Kodak has been around for a very long time. In many ways it was the mother of all consumer photography, dominating in cameras, film and photographic paper (I always wondered why there isn’t a special word for that) for decades. As a senior in high school, I was responsible for all photography; a friend and I set up a darkroom in his basement, and together we developed thousands of pictures from Kodak film via Kodak chemicals to Kodak paper. I even managed to get Kodak Canada to donate all of our film, paper and chemicals!
But Kodak has been in decline for years. Despite an engineer at Kodak having invented the digital camera way back in 1975, Kodak squashed it, never seriously bringing it to market until very late in the game. It simply was too threatening to their existing business, and they were unwilling to cannibalize themselves (apparently preferring that others did so instead).

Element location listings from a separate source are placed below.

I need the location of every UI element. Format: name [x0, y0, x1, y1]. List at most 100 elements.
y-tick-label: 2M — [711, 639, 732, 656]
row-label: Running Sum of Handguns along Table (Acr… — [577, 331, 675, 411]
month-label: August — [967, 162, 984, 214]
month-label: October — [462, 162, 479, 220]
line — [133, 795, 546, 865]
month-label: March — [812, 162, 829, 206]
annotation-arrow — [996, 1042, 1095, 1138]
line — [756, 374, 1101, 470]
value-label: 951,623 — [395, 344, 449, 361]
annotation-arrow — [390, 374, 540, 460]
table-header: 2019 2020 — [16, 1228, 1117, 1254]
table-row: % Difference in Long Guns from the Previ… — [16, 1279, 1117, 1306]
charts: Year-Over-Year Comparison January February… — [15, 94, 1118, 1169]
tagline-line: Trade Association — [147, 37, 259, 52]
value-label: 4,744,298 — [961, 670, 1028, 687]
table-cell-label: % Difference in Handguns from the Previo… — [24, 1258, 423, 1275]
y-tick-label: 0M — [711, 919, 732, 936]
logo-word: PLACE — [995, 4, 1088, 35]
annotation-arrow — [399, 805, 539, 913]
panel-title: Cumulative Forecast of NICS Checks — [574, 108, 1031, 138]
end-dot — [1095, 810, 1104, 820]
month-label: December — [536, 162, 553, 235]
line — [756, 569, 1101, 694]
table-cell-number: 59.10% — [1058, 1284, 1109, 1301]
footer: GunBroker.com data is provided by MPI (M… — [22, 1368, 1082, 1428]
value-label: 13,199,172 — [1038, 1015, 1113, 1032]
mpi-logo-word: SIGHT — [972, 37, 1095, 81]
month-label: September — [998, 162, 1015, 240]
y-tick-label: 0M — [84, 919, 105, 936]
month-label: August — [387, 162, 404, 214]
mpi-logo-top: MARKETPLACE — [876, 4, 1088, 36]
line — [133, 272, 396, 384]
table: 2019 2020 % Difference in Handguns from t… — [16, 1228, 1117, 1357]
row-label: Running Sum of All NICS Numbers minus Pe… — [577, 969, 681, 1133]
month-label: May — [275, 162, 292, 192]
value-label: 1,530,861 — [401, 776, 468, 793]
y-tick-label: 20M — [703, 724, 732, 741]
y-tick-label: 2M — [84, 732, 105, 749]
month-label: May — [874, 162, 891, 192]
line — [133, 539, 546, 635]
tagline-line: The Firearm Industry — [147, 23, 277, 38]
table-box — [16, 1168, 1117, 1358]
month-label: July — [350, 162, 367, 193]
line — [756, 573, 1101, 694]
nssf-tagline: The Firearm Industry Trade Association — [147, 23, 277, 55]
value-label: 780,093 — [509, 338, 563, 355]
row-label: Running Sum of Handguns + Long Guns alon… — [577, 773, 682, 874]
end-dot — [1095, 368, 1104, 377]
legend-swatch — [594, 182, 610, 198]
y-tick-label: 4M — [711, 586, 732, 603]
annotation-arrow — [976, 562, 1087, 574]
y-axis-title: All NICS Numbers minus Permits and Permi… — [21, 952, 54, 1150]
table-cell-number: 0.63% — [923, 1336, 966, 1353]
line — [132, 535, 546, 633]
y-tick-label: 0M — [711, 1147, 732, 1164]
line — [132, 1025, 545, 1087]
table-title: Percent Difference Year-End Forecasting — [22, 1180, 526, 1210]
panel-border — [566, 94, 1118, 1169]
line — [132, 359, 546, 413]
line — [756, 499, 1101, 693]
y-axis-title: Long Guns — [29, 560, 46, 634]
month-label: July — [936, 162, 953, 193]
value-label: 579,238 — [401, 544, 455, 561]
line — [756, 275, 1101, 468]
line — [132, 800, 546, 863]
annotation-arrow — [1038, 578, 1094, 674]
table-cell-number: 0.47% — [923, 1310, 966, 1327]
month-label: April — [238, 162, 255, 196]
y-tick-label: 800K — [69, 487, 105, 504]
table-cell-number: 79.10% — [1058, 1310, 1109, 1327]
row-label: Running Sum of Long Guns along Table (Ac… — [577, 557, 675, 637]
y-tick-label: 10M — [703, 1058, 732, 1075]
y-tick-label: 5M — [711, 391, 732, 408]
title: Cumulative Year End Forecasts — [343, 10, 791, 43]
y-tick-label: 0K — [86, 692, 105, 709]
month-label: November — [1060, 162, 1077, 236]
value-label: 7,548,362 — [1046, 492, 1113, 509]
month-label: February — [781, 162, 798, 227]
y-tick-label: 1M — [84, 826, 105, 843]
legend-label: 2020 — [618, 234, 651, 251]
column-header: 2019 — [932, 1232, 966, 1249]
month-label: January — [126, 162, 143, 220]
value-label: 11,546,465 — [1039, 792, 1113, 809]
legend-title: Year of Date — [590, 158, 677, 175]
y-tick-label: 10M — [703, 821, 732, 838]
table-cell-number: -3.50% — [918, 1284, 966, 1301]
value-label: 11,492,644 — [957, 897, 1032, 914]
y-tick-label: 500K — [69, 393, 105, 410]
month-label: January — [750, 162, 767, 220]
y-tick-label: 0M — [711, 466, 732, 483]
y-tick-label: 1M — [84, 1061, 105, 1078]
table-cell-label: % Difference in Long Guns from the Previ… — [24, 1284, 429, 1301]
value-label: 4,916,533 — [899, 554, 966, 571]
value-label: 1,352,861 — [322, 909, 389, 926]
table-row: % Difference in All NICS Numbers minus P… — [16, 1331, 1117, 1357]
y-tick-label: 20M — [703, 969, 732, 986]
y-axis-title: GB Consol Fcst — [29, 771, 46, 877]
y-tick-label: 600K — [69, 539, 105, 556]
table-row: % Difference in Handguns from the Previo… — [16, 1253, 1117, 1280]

By now, of course, the entire camera market, including digital, is in serious trouble, thanks to smartphones with cameras. Whereas cameras used to be a very large industry in and of themselves, today, for the overwhelming majority of people, a camera is just one feature on the phone they carry around anyways.
The inevitable result is that Kodak has been in serious decline for years. According to Kodak’s latest financial report, over a period of 4 years, their revenue declined from $6.2BN to $4.4BN to $3.6BN to $2.7BN to $2.3BN into FY2013. Their business has imploded by 62.9% in just 4 years. “Imploded” may be too gentle a word; black holes don’t collapse this quickly.
The irony, of course, is that photography isn’t disappearing; people are taking far more pictures than ever. However, they are doing it from their smartphones, rather than dedicated cameras, and putting them on screens, rather than Kodak paper.
So, of course, Kodak is convinced that merging the Kodak photography brand with a smartphone is the perfect way to capture the hearts and minds (and wallets) of consumers. Right now, only 2 brands matter in phones: Apple and Google/Android. And in Android, only two qualities matter:
- Who can make the best/sexiest/highest end smartphone that competes with Apple? Historically that has been Samsung, but Motorola with its X, Xiaomi and maybe OnePlus are moving in.
- Who can make the cheapest smartphone that is good enough all around? Motorola (Moto E and Moto G), and lower-end Xiaomi are taking this one over too.
What does Kodak bring to the party? Camera and development knowledge? In all seriousness, who is going to buy a smartphone because Kodak is on the label? I suspect almost no one.
A more interesting question is, who in the world thought people actually would? This Hail Mary is going off into the stands.